6. If the student's parent(s) or legal
guardian resides in an institutional setting in Massachusetts including, but
not limited to, a correctional facility, a hospital, a nursing home or hospice,
or a mental health facility, a halfway house, a pre-release center or a
treatment facility, the school district where the parent(s) or legal guardian
lived prior to entering the institutional setting shall be
responsible.
7. If the student's
parent(s) or legal guardian does not reside in Massachusetts, or the parent's
or legal guardian's whereabouts are unknown, the school district of the last
known Massachusetts residence of the student's parent(s) or legal guardian who
lived in Massachusetts shall be responsible.

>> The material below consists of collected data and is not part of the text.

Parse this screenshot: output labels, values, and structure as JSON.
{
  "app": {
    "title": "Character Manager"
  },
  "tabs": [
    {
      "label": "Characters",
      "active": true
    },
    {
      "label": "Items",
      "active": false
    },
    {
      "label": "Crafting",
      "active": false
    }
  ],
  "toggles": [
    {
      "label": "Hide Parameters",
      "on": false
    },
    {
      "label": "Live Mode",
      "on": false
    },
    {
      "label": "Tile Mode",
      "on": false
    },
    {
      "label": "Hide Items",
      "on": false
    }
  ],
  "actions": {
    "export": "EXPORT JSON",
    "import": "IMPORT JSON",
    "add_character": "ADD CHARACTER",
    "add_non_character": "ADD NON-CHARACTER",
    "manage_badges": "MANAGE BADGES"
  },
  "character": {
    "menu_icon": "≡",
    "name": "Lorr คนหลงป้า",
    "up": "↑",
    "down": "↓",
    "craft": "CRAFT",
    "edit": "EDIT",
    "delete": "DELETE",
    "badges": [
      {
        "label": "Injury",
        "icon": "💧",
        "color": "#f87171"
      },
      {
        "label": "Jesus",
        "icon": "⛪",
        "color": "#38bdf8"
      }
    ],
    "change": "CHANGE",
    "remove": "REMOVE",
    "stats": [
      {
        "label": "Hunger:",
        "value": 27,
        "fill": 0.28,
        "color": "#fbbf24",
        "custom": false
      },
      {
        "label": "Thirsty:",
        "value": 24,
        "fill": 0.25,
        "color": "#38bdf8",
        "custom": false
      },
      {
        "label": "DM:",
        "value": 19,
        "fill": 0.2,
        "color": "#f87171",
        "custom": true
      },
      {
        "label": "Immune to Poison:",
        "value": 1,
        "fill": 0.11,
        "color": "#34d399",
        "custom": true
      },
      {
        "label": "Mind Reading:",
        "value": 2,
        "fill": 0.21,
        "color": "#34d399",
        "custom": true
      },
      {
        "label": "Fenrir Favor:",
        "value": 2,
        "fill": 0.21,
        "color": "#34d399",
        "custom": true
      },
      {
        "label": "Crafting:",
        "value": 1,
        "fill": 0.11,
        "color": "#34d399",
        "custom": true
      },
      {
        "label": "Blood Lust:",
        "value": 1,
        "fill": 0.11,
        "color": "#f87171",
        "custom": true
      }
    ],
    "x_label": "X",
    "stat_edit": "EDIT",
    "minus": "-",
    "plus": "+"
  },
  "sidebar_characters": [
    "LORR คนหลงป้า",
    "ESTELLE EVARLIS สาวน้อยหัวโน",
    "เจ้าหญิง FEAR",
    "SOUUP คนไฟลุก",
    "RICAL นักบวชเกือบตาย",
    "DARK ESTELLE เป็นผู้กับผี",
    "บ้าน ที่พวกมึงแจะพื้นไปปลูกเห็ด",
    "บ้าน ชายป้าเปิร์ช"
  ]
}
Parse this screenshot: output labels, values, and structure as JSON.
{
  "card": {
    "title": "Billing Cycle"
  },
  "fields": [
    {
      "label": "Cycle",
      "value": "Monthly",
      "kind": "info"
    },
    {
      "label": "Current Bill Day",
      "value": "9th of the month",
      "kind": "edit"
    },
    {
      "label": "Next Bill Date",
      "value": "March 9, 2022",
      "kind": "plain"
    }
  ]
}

(d) Using the above criteria, the Department
shall notify in writing the assigned school district(s) of its decision. Upon
notification of responsibility for provision of special education to a student
under 603 CMR 28.10(8)(d), the school district(s) shall immediately assume
responsibility for the student in accordance with the requirements of
603 CMR
28.00. Until such notification, the school district(s)

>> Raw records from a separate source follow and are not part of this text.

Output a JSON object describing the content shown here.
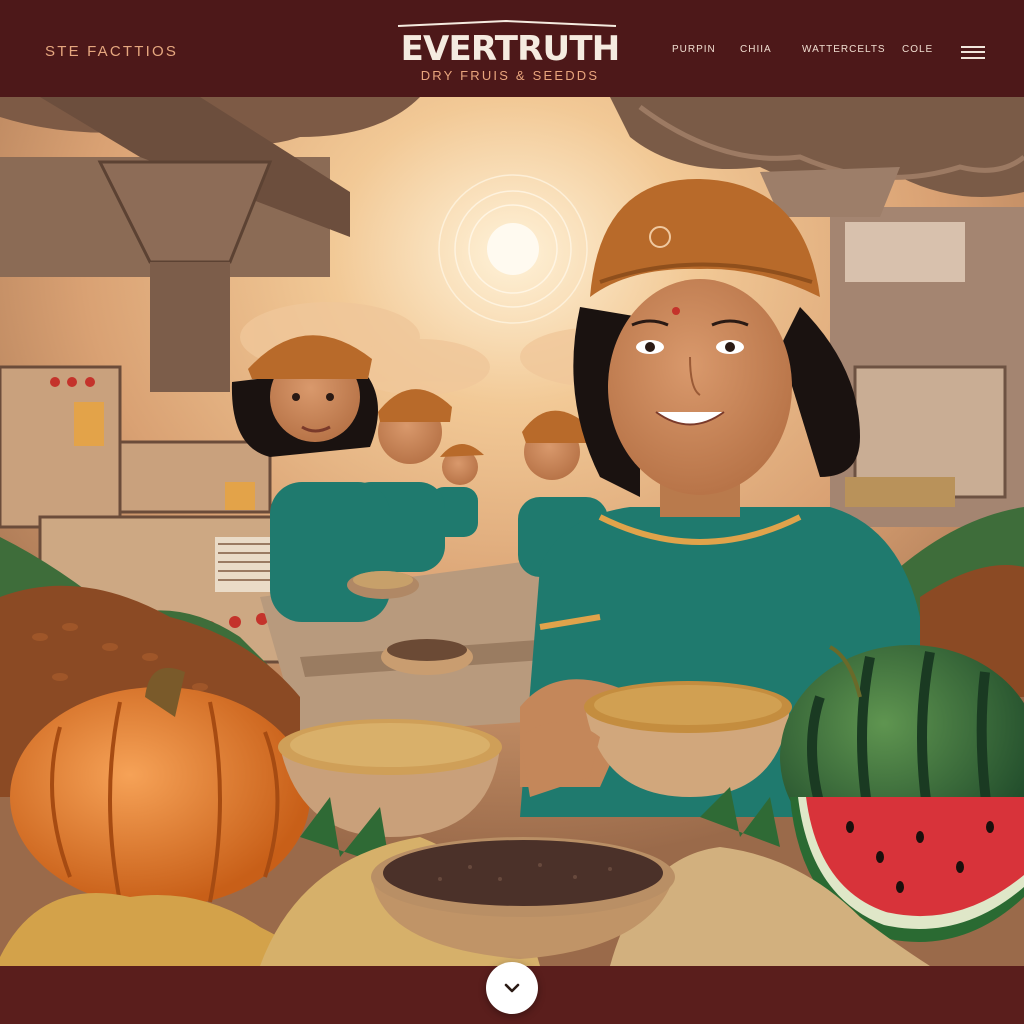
{
  "header": {
    "nav_left": "STE FACTTIOS",
    "brand_title": "EVERTRUTH",
    "brand_subtitle": "DRY FRUIS & SEEDDS",
    "nav_links": [
      "PURPIN",
      "CHIIA",
      "WATTERCELTS",
      "COLE"
    ],
    "menu_icon": "hamburger-icon"
  },
  "hero": {
    "scene_description_icons": [
      "sun-icon",
      "pumpkin-icon",
      "watermelon-icon",
      "seed-bowl-icon",
      "factory-machine-icon",
      "worker-figure-icon"
    ]
  },
  "scroll": {
    "icon": "chevron-down-icon"
  },
  "colors": {
    "header_bg": "#4d1819",
    "accent": "#e6a77f",
    "brand_text": "#f5ebe0",
    "teal_uniform": "#1f7a6e",
    "headscarf": "#b86a2a"
  }
}
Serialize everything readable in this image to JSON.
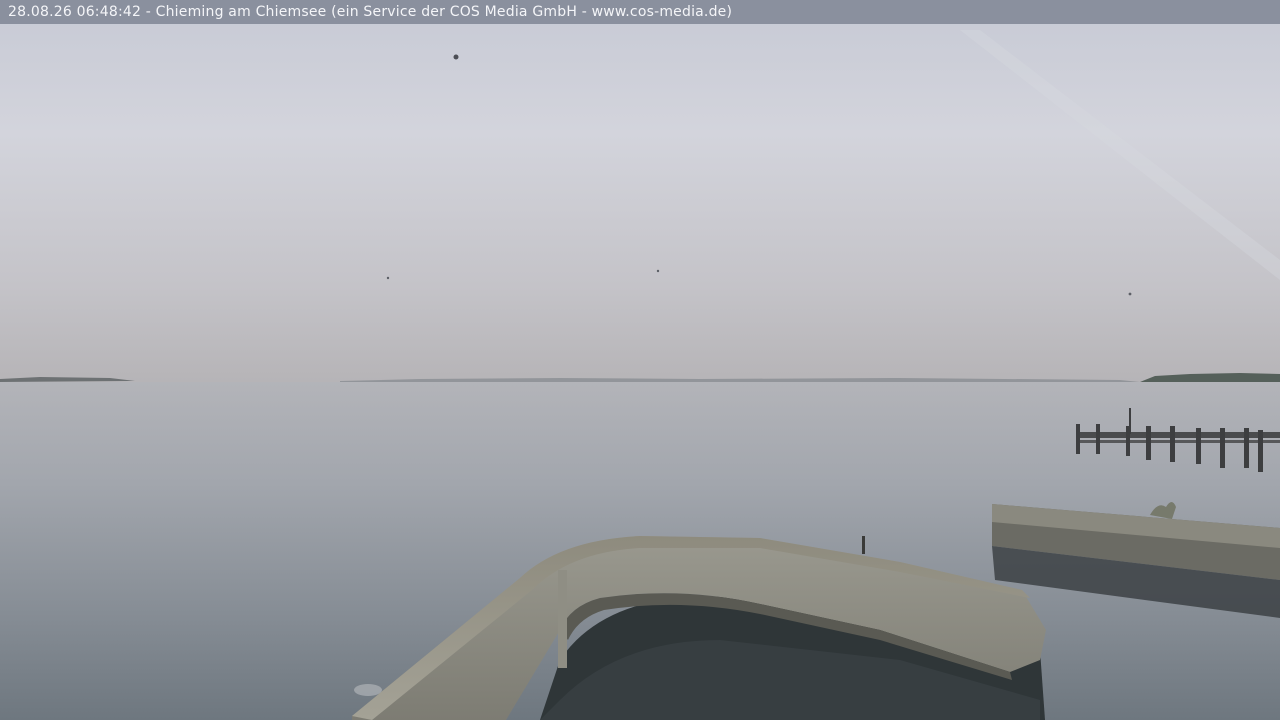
{
  "overlay": {
    "caption": "28.08.26 06:48:42 - Chieming am Chiemsee (ein Service der COS Media GmbH - www.cos-media.de)"
  },
  "colors": {
    "sky_top": "#c9ccd6",
    "sky_horizon": "#b8b6b8",
    "water_top": "#aeb1b7",
    "water_bottom": "#6f7880",
    "stone_wall": "#8c8c83",
    "caption_bar": "#7d8291"
  }
}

that had been responsible for providing special education to such student under
603 CMR
28.00 shall continue to be responsible.
(e) The school district(s) that had been
responsible for providing special education to the student prior to assignment
by the Department under 603 CMR 28.10(8)(d) may bill and shall be eligible to
receive payment (using the procedures of
603 CMR
10.07 to calculate such costs, including
transportation expenses where applicable), from the newly assigned district for
the special education costs that were incurred during the period of time in
which the newly assigned district should have been responsible.

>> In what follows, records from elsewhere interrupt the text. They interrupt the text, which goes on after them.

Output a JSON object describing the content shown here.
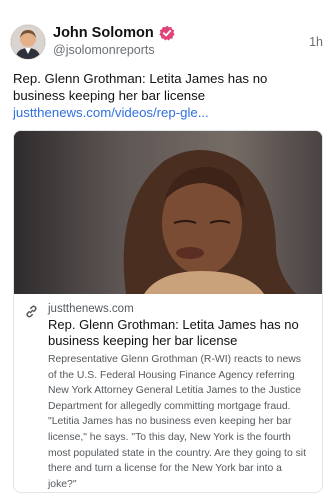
{
  "author": {
    "name": "John Solomon",
    "handle": "@jsolomonreports",
    "avatar_icon": "avatar-photo",
    "verified_icon": "verified-badge-icon",
    "verified_color": "#e0447a"
  },
  "post": {
    "time": "1h",
    "text": "Rep. Glenn Grothman: Letita James has no business keeping her bar license ",
    "link_text": "justthenews.com/videos/rep-gle...",
    "link_color": "#2f6fe0"
  },
  "card": {
    "image_icon": "news-photo-image",
    "link_icon": "chain-link-icon",
    "domain": "justthenews.com",
    "title": "Rep. Glenn Grothman: Letita James has no business keeping her bar license",
    "description": "Representative Glenn Grothman (R-WI) reacts to news of the U.S. Federal Housing Finance Agency referring New York Attorney General Letitia James to the Justice Department for allegedly committing mortgage fraud. \"Letitia James has no business even keeping her bar license,\" he says. \"To this day, New York is the fourth most populated state in the country. Are they going to sit there and turn a license for the New York bar into a joke?\""
  }
}
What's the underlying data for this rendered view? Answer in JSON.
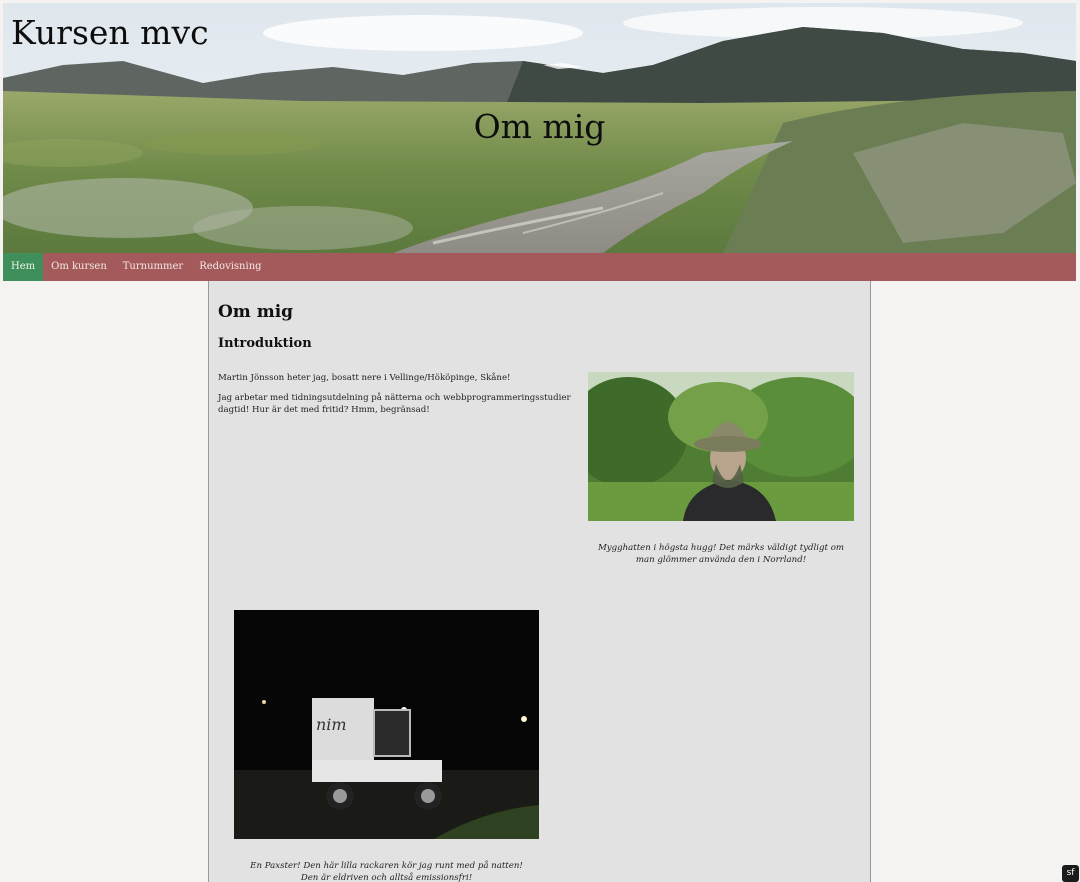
{
  "header": {
    "site_title": "Kursen mvc",
    "banner_title": "Om mig"
  },
  "nav": {
    "items": [
      {
        "label": "Hem",
        "active": true
      },
      {
        "label": "Om kursen",
        "active": false
      },
      {
        "label": "Turnummer",
        "active": false
      },
      {
        "label": "Redovisning",
        "active": false
      }
    ]
  },
  "main": {
    "title": "Om mig",
    "subtitle": "Introduktion",
    "paragraphs": [
      "Martin Jönsson heter jag, bosatt nere i Vellinge/Hököpinge, Skåne!",
      "Jag arbetar med tidningsutdelning på nätterna och webbprogrammeringsstudier dagtid! Hur är det med fritid? Hmm, begränsad!"
    ],
    "figures": [
      {
        "caption": "Mygghatten i högsta hugg! Det märks väldigt tydligt om man glömmer använda den i Norrland!"
      },
      {
        "caption": "En Paxster! Den här lilla rackaren kör jag runt med på natten! Den är eldriven och alltså emissionsfri!",
        "vehicle_text": "nim"
      }
    ]
  },
  "colors": {
    "nav_bg": "#a45a5a",
    "nav_active": "#3f8f5a",
    "content_bg": "#e2e2e2",
    "page_bg": "#f4f3f1"
  },
  "corner_badge": {
    "icon": "symfony-icon",
    "glyph": "sf"
  }
}
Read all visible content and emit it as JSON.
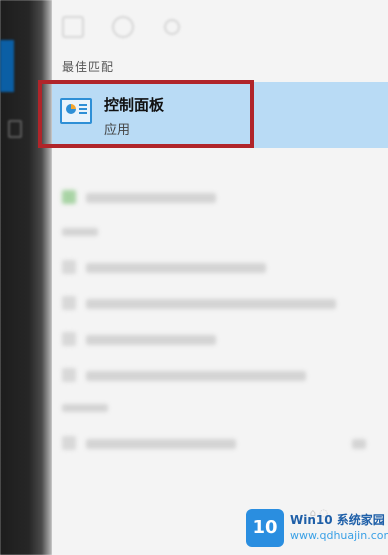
{
  "search_results": {
    "best_match_header": "最佳匹配",
    "best_match": {
      "title": "控制面板",
      "subtitle": "应用",
      "icon": "control-panel-icon"
    }
  },
  "watermark": {
    "logo_text": "10",
    "title": "Win10 系统家园",
    "site": "www.qdhuajin.com"
  },
  "colors": {
    "selection_bg": "#b9dbf5",
    "highlight_border": "#b0252a",
    "left_rail": "#1d1d1d",
    "accent": "#0b5fa5"
  }
}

(f) A school district may seek a review of
the Department's assignment under the procedures of 603 CMR 28.10(8) at any
time that the district has information that was not available to the Department
at the time that the assignment was made. The Department will review the
information presented and will confirm or change the assignment of school
district responsibility, and notify the districts of this decision under 603
CMR 28.10(8)(d).
(9)
Appeal of Assignment of School District
Responsibility. The assigned district may appeal the Department's
assignment of responsibility to the Bureau of Special Education Appeals,
subject to the following procedures:
(a) A
district may appeal the assignment of school district responsibility within 60
days of the most recent notification of assignment.
(b) The request for appeal shall meet the
following standards:
1. A request for appeal
shall be based only on the information provided to the Department under 603 CMR
28.10(8)(b) and 603 CMR 28.10(8)(f) if applicable;
2. The request shall state the basis of the
appeal;
3. The request for appeal
shall identify the district(s) that the appealing district claims should have
been assigned responsibility; and
4. The appealing district shall include such
district(s) as a party to the appeal.
(c) A party may request a decision without a
hearing with the agreement of all parties.
(d) The Bureau of Special Education Appeals
shall render a decision within 45 days of receipt of the hearing request. The
granting of a postponement shall not extend the 45-day deadline for issuance of
a decision unless the postponement is requested by a party and allowed by the
hearing officer for good cause.
(e)
The Bureau of Special Education Appeals may return the case to the Department
of Elementary and Secondary Education based on new information presented at the
hearing.
(f) The decision of the
Bureau of Special Education Appeals shall be limited to a determination of the
assigned school district and the effective date of such assignment.